Bagolin crê na mesma possibilidade e lamenta o novo roubo dez anos depois do exemplar de “Jazz” ter sido recuperado pela instituição.

— Ao ver na mídia pensei até que era sobre o roubo anterior. Quando entendi que levaram partes do “Jazz”, me senti até mal. Sou hipertenso, tive até que tomar um remédio extra para a pressão — relata o ex-diretor. — Difícil ver ladrões pés-rapados aproveitarem que a sala só tinha uma vigilante, sem reforço no policiamento lá fora, e saírem com as pranchas debaixo do braço. Nenhum lugar do mundo é cem por cento seguro, acabamos de ver o Louvre roubado daquele jeito, mas é preciso cobrir todas as possibilidades.

A Secretaria de Cultura e Economia Criativa do município, à qual a Biblioteca Mário de Andrade é subordinada, enviou nota na noite desta quarta-feira (10) informando que a exposição “estava integralmente coberta por um seguro do tipo All Risks, a modalidade de maior nível de proteção disponível no mercado, contratado após criteriosa avaliação das condições de segurança do espaço expositivo”. “A Biblioteca conta com equipe de vigilância e sistema de câmeras, cujas imagens já foram encaminhadas às autoridades responsáveis pela investigação. As obras expostas também estavam protegidas por cabos de aço. Além disso, a biblioteca dispõe de um sistema de segurança estruturado e monitoramento ininterrupto, contando com 84 vigilantes distribuídos entre o prédio-sede e a Hemeroteca, além de 24 câmeras em operação”, detalha o comunicado.

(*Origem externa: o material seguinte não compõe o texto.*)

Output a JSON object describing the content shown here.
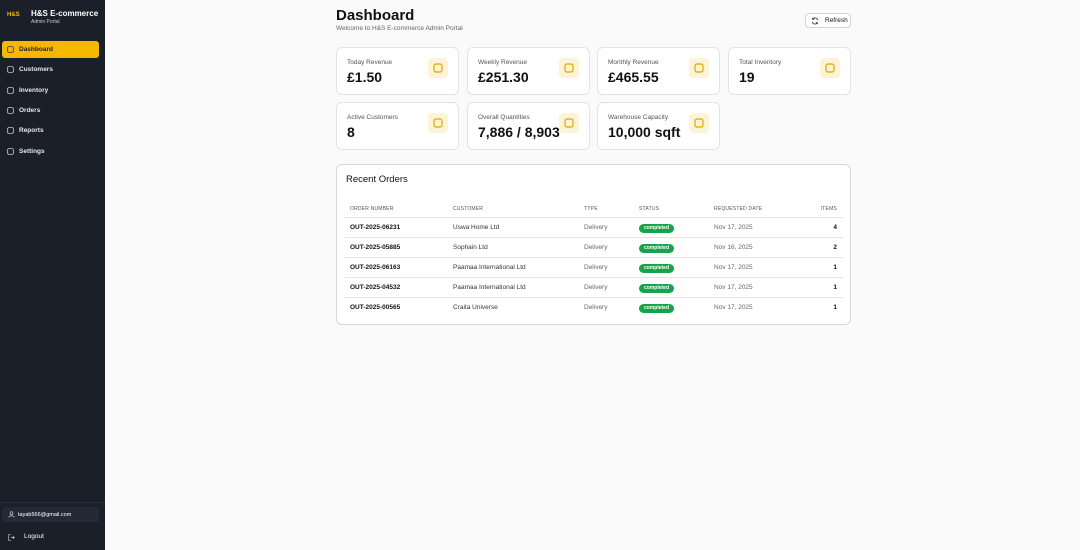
{
  "sidebar": {
    "logo": "H&S",
    "title": "H&S E-commerce",
    "subtitle": "Admin Portal",
    "nav": [
      "Dashboard",
      "Customers",
      "Inventory",
      "Orders",
      "Reports",
      "Settings"
    ],
    "user": "tayab566@gmail.com",
    "logout": "Logout"
  },
  "header": {
    "title": "Dashboard",
    "subtitle": "Welcome to H&S E-commerce Admin Portal",
    "refresh": "Refresh"
  },
  "cards": [
    {
      "label": "Today Revenue",
      "value": "£1.50"
    },
    {
      "label": "Weekly Revenue",
      "value": "£251.30"
    },
    {
      "label": "Monthly Revenue",
      "value": "£465.55"
    },
    {
      "label": "Total Inventory",
      "value": "19"
    },
    {
      "label": "Active Customers",
      "value": "8"
    },
    {
      "label": "Overall Quantities",
      "value": "7,886 / 8,903"
    },
    {
      "label": "Warehouse Capacity",
      "value": "10,000 sqft"
    }
  ],
  "recent_orders": {
    "title": "Recent Orders",
    "columns": [
      "ORDER NUMBER",
      "CUSTOMER",
      "TYPE",
      "STATUS",
      "REQUESTED DATE",
      "ITEMS"
    ],
    "rows": [
      [
        "OUT-2025-06231",
        "Uswa Home Ltd",
        "Delivery",
        "completed",
        "Nov 17, 2025",
        "4"
      ],
      [
        "OUT-2025-05885",
        "Sophain Ltd",
        "Delivery",
        "completed",
        "Nov 16, 2025",
        "2"
      ],
      [
        "OUT-2025-06163",
        "Paamaa International Ltd",
        "Delivery",
        "completed",
        "Nov 17, 2025",
        "1"
      ],
      [
        "OUT-2025-04532",
        "Paamaa International Ltd",
        "Delivery",
        "completed",
        "Nov 17, 2025",
        "1"
      ],
      [
        "OUT-2025-00565",
        "Craita Universe",
        "Delivery",
        "completed",
        "Nov 17, 2025",
        "1"
      ]
    ]
  }
}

Sobre a segurança no local, a nota destaca que “a Biblioteca dispõe de um sistema de segurança estruturado e monitoramento ininterrupto, contando com 84 vigilantes distribuídos entre o prédio-sede e a Hemeroteca, além de 24 câmeras em operação. A Secretaria Municipal de Segurança Urbana informa que a Guarda Civil Metropolitana (GCM) realiza patrulhamento diário para proteção do prédio da Biblioteca Mário de Andrade. O esquema é feito com rondas ao longo de todo o dia e a permanência ostensiva e temporária de viatura e agentes em diferentes períodos nas imediações do equipamento, o que foi feito no domingo (7). Diante do ocorrido, o patrulhamento foi reforçado de forma permanente. Duas viaturas, cada uma com dois agentes, seguirão responsáveis pela vigilância contínua do perímetro da Biblioteca”. A reportagem não conseguiu entrevistar o diretor da BMA, Rodrigo Massi, até a publicação desse texto.